Madame la présidente, monsieur le ministre, mes chers collègues, ce débat sur l’avenir de la filière élevage intervient à un moment où celle-ci se trouve particulièrement malmenée, à l’instar de plusieurs autres secteurs de la production agricole, par une crise que, par commodité, on qualifie de « crise de l’agriculture ».
En réalité, des raisons diverses ont amené à cette situation : certaines sont d’ordre politique – nous avons tous évoqué l’embargo sur les exportations de viandes de porc vers la Russie –, d’autres d’ordre sanitaire – je pense à la fièvre catarrhale ovine, qui a bloqué ou ralenti nos exportations de viande bovine vers plusieurs pays –, d’autres encore d’ordre économique, à l’instar de la surproduction de lait.
Il faut aussi évoquer les habitudes nouvelles de consommation : ainsi, 50 % de la viande bovine se consomme désormais sous forme de viande hachée, au détriment de la valorisation des viandes de grande qualité que produisent nos éleveurs.

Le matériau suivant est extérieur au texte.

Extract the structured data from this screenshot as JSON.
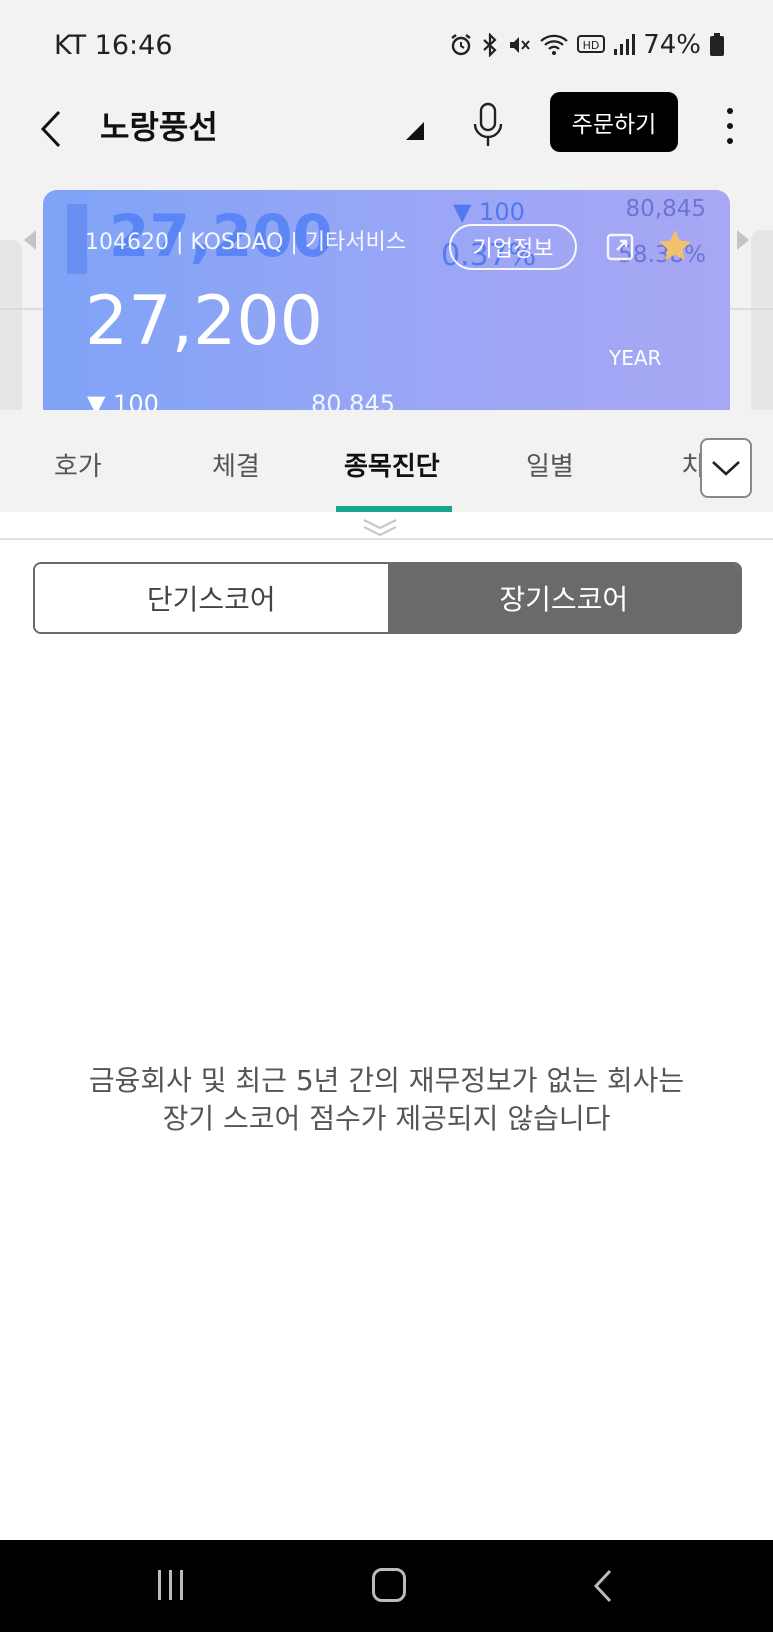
{
  "status_bar": {
    "carrier_time": "KT 16:46",
    "battery": "74%",
    "icons": [
      "alarm-icon",
      "bluetooth-icon",
      "mute-icon",
      "wifi-icon",
      "hd-icon",
      "signal-icon",
      "battery-icon"
    ]
  },
  "header": {
    "title": "노랑풍선",
    "order_label": "주문하기"
  },
  "card": {
    "ghost_price": "27,200",
    "code_line": "104620 | KOSDAQ | 기타서비스",
    "ghost_change": "▼ 100",
    "ghost_rate": "0.37%",
    "company_info": "기업정보",
    "ghost_volume": "80,845",
    "ghost_volume_pct": "58.38%",
    "price": "27,200",
    "year_label": "YEAR",
    "change": "▼ 100",
    "volume": "80,845",
    "accent": "#17a58b"
  },
  "tabs": [
    {
      "label": "호가"
    },
    {
      "label": "체결"
    },
    {
      "label": "종목진단"
    },
    {
      "label": "일별"
    },
    {
      "label": "차"
    }
  ],
  "score": {
    "short_label": "단기스코어",
    "long_label": "장기스코어",
    "message_line1": "금융회사 및 최근 5년 간의 재무정보가 없는 회사는",
    "message_line2": "장기 스코어 점수가 제공되지 않습니다"
  }
}
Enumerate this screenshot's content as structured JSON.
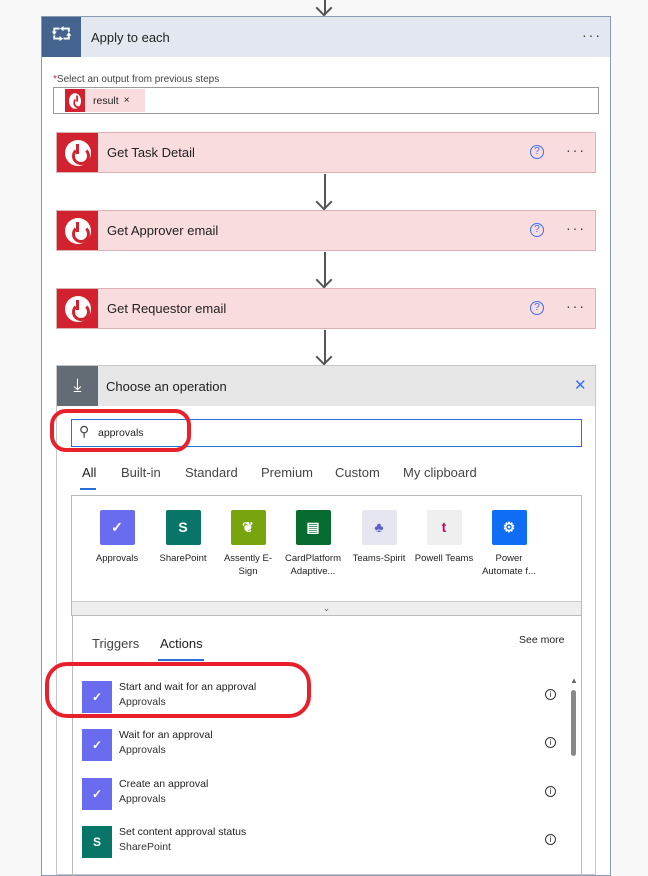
{
  "loop": {
    "title": "Apply to each",
    "field_label": "Select an output from previous steps",
    "required_mark": "*",
    "token": "result",
    "token_remove": "×",
    "more": "···"
  },
  "steps": [
    {
      "label": "Get Task Detail"
    },
    {
      "label": "Get Approver email"
    },
    {
      "label": "Get Requestor email"
    }
  ],
  "help_glyph": "?",
  "chooser": {
    "title": "Choose an operation",
    "close": "✕",
    "search_value": "approvals",
    "tabs": [
      "All",
      "Built-in",
      "Standard",
      "Premium",
      "Custom",
      "My clipboard"
    ],
    "active_tab": "All",
    "connectors": [
      {
        "name": "Approvals",
        "color": "#6a6cf0",
        "glyph": "✓"
      },
      {
        "name": "SharePoint",
        "color": "#077568",
        "glyph": "S"
      },
      {
        "name": "Assently E-Sign",
        "color": "#78a50e",
        "glyph": "❦"
      },
      {
        "name": "CardPlatform Adaptive...",
        "color": "#056b2f",
        "glyph": "▤"
      },
      {
        "name": "Teams-Spirit",
        "color": "#e6e6f0",
        "glyph": "♣"
      },
      {
        "name": "Powell Teams",
        "color": "#efefef",
        "glyph": "t"
      },
      {
        "name": "Power Automate f...",
        "color": "#0f6cf5",
        "glyph": "⚙"
      }
    ],
    "subtabs": [
      "Triggers",
      "Actions"
    ],
    "active_subtab": "Actions",
    "see_more": "See more",
    "actions": [
      {
        "title": "Start and wait for an approval",
        "connector": "Approvals",
        "color": "#6a6cf0",
        "glyph": "✓"
      },
      {
        "title": "Wait for an approval",
        "connector": "Approvals",
        "color": "#6a6cf0",
        "glyph": "✓"
      },
      {
        "title": "Create an approval",
        "connector": "Approvals",
        "color": "#6a6cf0",
        "glyph": "✓"
      },
      {
        "title": "Set content approval status",
        "connector": "SharePoint",
        "color": "#077568",
        "glyph": "S"
      }
    ],
    "info_glyph": "i"
  }
}
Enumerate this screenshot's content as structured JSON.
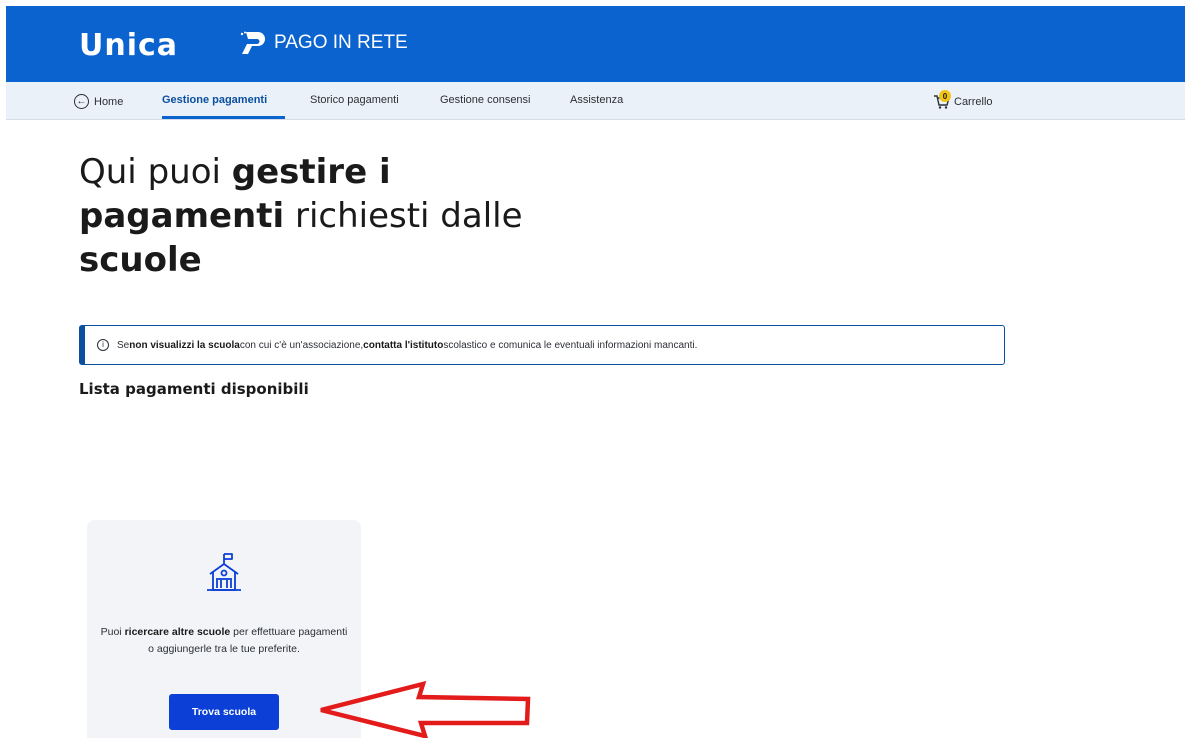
{
  "header": {
    "brand": "Unica",
    "service": "PAGO IN RETE",
    "colors": {
      "header_bg": "#0b63cf",
      "nav_bg": "#eaf1f9",
      "accent": "#0b3fd6",
      "annotation": "#e31b1b"
    }
  },
  "nav": {
    "home": "Home",
    "items": [
      {
        "label": "Gestione pagamenti",
        "active": true
      },
      {
        "label": "Storico pagamenti"
      },
      {
        "label": "Gestione consensi"
      },
      {
        "label": "Assistenza"
      }
    ],
    "cart": {
      "label": "Carrello",
      "count": "0"
    }
  },
  "hero": {
    "part1": "Qui puoi ",
    "bold1": "gestire i",
    "bold2": "pagamenti",
    "part2": " richiesti dalle",
    "bold3": "scuole"
  },
  "alert": {
    "t1": "Se ",
    "b1": "non visualizzi la scuola",
    "t2": " con cui c'è un'associazione, ",
    "b2": "contatta l'istituto",
    "t3": " scolastico e comunica le eventuali informazioni mancanti."
  },
  "list_title": "Lista pagamenti disponibili",
  "card": {
    "t1": "Puoi ",
    "b1": "ricercare altre scuole",
    "t2": " per effettuare pagamenti o aggiungerle tra le tue preferite.",
    "button": "Trova scuola",
    "icon": "school-building-icon"
  }
}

Il existe enfin des causes sociétales de la crise, telles les conséquences de certains épisodes médiatiques venant susciter la suspicion du consommateur quant à la qualité de ce qu’on lui propose.
Il s’agit là d’éléments contextuels dont on ne saura sans doute jamais s’abstraire tout à fait. Il convient en tout cas de tout faire pour qu’ils ne s’additionnent pas.
À cet égard, vous avez été confronté, monsieur le ministre, à une crise simultanée de la plupart des filières, et vous y avez répondu du mieux qu’il était possible selon moi. Je n’hésite pas à affirmer que, à travers votre action, l’État a été bien présent.
Cependant, il convient de parler d’avenir, et pour ma part j’évoquerai un aspect essentiel concernant particulièrement l’élevage : la résilience des exploitations agricoles face aux aléas économiques ou sanitaires et à l’évolution climatique.
Nous le constatons dans la période que nous traversons : toutes les exploitations ne sont pas économiquement affectées de la même manière, parce qu’elles n’ont pas toutes adopté le même modèle technico-économique.
Cela est vrai dans le domaine de l’élevage, où les coûts de production peuvent être très variables selon les choix opérés, qu’ils soient agronomiques ou de gestion économique de l’exploitation.
C’est sur ce point, je le crois, que doit porter la réflexion s’agissant de l’élevage. Comment accroître la capacité à affronter les crises ? En d’autres termes, comment renforcer la résilience ? En Bretagne, des groupes de travail réfléchissent sur l’autonomie alimentaire de l’exploitation, donc sur l’agronomie.
Le modèle le plus courant d’alimentation du bétail repose sur le couple maïs-soja, qui s’avère coûteux économiquement parce que le soja que nous importons massivement est cher depuis 2007 et que ce régime alimentaire a pour conséquence une longévité moindre des vaches laitières.
A contrario, promouvoir un assolement fondé sur le maïs et les légumineuses permettrait un recours moindre aux produits phytosanitaires, ainsi qu’aux engrais.
Certes, ce modèle, vertueux à deux égards, économique et environnemental, est plus complexe à gérer techniquement. L’enjeu est donc d’accompagner les agriculteurs dans le passage à de nouvelles méthodes de culture. L’agronomie est donc l’une des voies de la résilience, et nous devons prendre ses apports en considération.
Il existe d’autres voies, que le temps qui m’est imparti ne me permet que de citer.
La future PAC, en particulier, devra affirmer à travers ses options stratégiques la place qu’elle assigne à l’élevage. Il serait du plus grand intérêt que vous nous fassiez part, monsieur le ministre, de l’approche de la France sur cette question.
Quelle pourrait être la place d’un régime assurantiel ? La piste de paiements contracycliques a été évoquée à l’occasion d’une table ronde tenue lors du dernier salon de la production agricole SPACE, à Rennes, ainsi que le renforcement des aides au titre des mesures agroenvironnementales et climatiques.
Surtout, les observateurs insistent très fréquemment sur la nécessité de renforcer le pouvoir de négociation des producteurs ; cela paraît en effet une évidence. Comment se peut-il que ceux qui sont à la source de la production soient aussi peu pris en considération dans le partage des marges ?
L’avenir de l’élevage au plan national peut se construire sur la capacité des exploitations à résister aux turbulences économiques, sanitaires et, parfois, politiques. Sur le plan européen, il se construira au travers d’une PAC dont les outils seront adaptés au contexte volatil qui est désormais celui dans lequel évoluent nos éleveurs.